Cinema

Festival di Cannes, A Hidden Life: il gran rifiuto di un contadino a Hitler. Così Terrence Malick ritorna (finalmente) al cinema

Il leggendario cineasta texano è (finalmente) tornato grande e per farlo – paradossalmente – ha scelto un film girato in Europa con la storia di Franz Jägerstätter. Girato nel 2016, il film ha richiesto tre anni di montaggio con il risultato di un’ opera etica ed estetica destinata a restare nel tempo e magari vincere la Palma d'oro

Il titolo perfetto per un film perfetto. E soprattutto da parte del più nascosto dei grandi cineasti contemporanei. Terrence Malick potrebbe vincere la sua seconda Palma d’oro, perché A Hidden Life (Una vita nascosta), è un’opera importante quanto meravigliosa. Quasi a dire che il leggendario cineasta texano è (finalmente) tornato grande e per farlo – paradossalmente – ha scelto un film girato in Europa. Il suo nuovo lavoro, infatti, s’ispira alla vera storia del contadino austriaco Franz Jägerstätter che durante la II Guerra Mondiale si rifiutò di giurare fedeltà a Hitler. “Il suo NO rappresentò una forma di resistenza silenziosa ma assoluta” spiega il protagonista, il popolare e talentuoso attore tedesco August Diehl (fu il cattivo di Bastardi senza gloria, ma anche Il giovane Karl Marx...) che si è preparato a interpretare questo anti-eroe “resiliente” contro il Nazismo leggendo anche libri filosofici consigliatigli dal “filosofo” Malick. “Non fu infatti un attivista, si limitò con sapiente semplicità e dichiarare il suo rifiuto di collaborare in qualunque modo con le aberrazioni perpetrate da Hitler”.
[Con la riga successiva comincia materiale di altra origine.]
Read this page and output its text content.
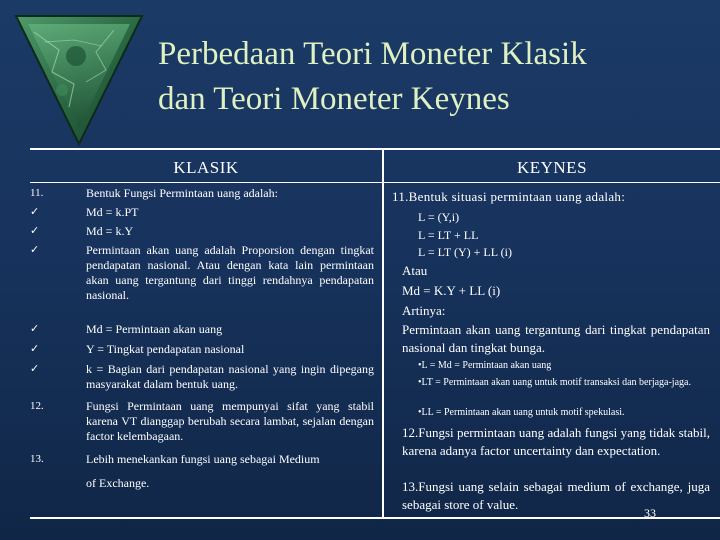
Perbedaan Teori Moneter Klasik
dan Teori Moneter Keynes
KLASIK	KEYNES
11.	Bentuk Fungsi Permintaan uang adalah:
✓	Md = k.PT
✓	Md = k.Y
✓	Permintaan akan uang adalah Proporsion dengan tingkat pendapatan nasional. Atau dengan kata lain permintaan akan uang tergantung dari tinggi rendahnya pendapatan nasional.
✓	Md = Permintaan akan uang
✓	Y = Tingkat pendapatan nasional
✓	k = Bagian dari pendapatan nasional yang ingin dipegang masyarakat dalam bentuk uang.
12.	Fungsi Permintaan uang mempunyai sifat yang stabil karena VT dianggap berubah secara lambat, sejalan dengan factor kelembagaan.
13.	Lebih menekankan fungsi uang sebagai Medium
of Exchange.
11.Bentuk situasi permintaan uang adalah:
L = (Y,i)
L = LT + LL
L = LT (Y) + LL (i)
Atau
Md = K.Y + LL (i)
Artinya:
Permintaan akan uang tergantung dari tingkat pendapatan nasional dan tingkat bunga.
•L = Md = Permintaan akan uang
•LT = Permintaan akan uang untuk motif transaksi dan berjaga-jaga.
•LL = Permintaan akan uang untuk motif spekulasi.
12.Fungsi permintaan uang adalah fungsi yang tidak stabil, karena adanya factor uncertainty dan expectation.
13.Fungsi uang selain sebagai medium of exchange, juga sebagai store of value.
33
Sorretto da una fede incrollabile e dall’amore incondizionato della moglie Fani (Valerie Pachner), Franz fece scelte seguendo il sentimento di giustizia che gli arrivava dalla coscienza, in un certo senso fu un obiettore di coscienza ante litteram. In tal senso, infatti, A Hidden Life è uno dei più grandi e intensi lavori del cinema contemporaneo sulla distinzione fra ciò che è giusto e ciò che è sbagliato percepita attraverso la voce dell’anima. Parlato in lingua inglese con sottofondi e intervalli in tedesco (“ma la lingua parlata non è importante, questo è un film sulla voce interiore”, chiosano gli attori), A Hidden Life mette in scena la serafica famiglia degli Jägerstätter prima della tragedia bellica immersa nella Natura benigna delle Alpi austriache per poi entrare nell’inferno dell’ascesa di Hitler: se il sentimento di Franz contro gli orrori del Terzo Reich è inizialmente spontaneo, poi diventa un pensiero ragionato e una convinzione ferrea che lo porta ad essere giustiziato per tradimento. A giudicarlo, peraltro, è un giudice nazista interpretato dal compianto Bruno Ganz che intrattiene un dialogo con l’accusato Franz da brividi. “Ci fossero più persone così come Franz  anche oggi, ci sarebbero soluzioni ai problemi politici del mondo contemporaneo” dichiara un convinto August Diehl che non nasconde quanto lavorare con e per Terrence Malick “ti cambia la vita”.

Per quanto caratterizzato da numerosi momenti di monologo interiore in voice over, A Hidden Life segna il piacevole ritorno del cineasta al cinema delle sue origini, ovvero più fisico (agli attori infatti è stata chiesta una grande performance a differenza degli ultimi film in cui erano poco più che figuranti…) e certamente più compiuto in termini narrativi. Film spirituale e non religioso – benché costellato da diverse preghiere – si tratta di una riflessione imponente sul libero arbitrio, che apre domande sul peso della coscienza, che scava nell’intimità dello spettatore portato a sentire e pensare contemporaneamente alla propria condizione. “Meglio soffrire l’ingiustizia che compierla” disse a un certo punto Jägerstätter la cui eredità spirituale è tuttora in profumo di beatificazione presso il Vaticano. Girato nel 2016, il film ha richiesto tre anni di montaggio con il risultato di un’ opera etica ed estetica destinata a restare nel tempo. Almeno dentro alle coscienze di chi avrà la possibilità di ammirarla.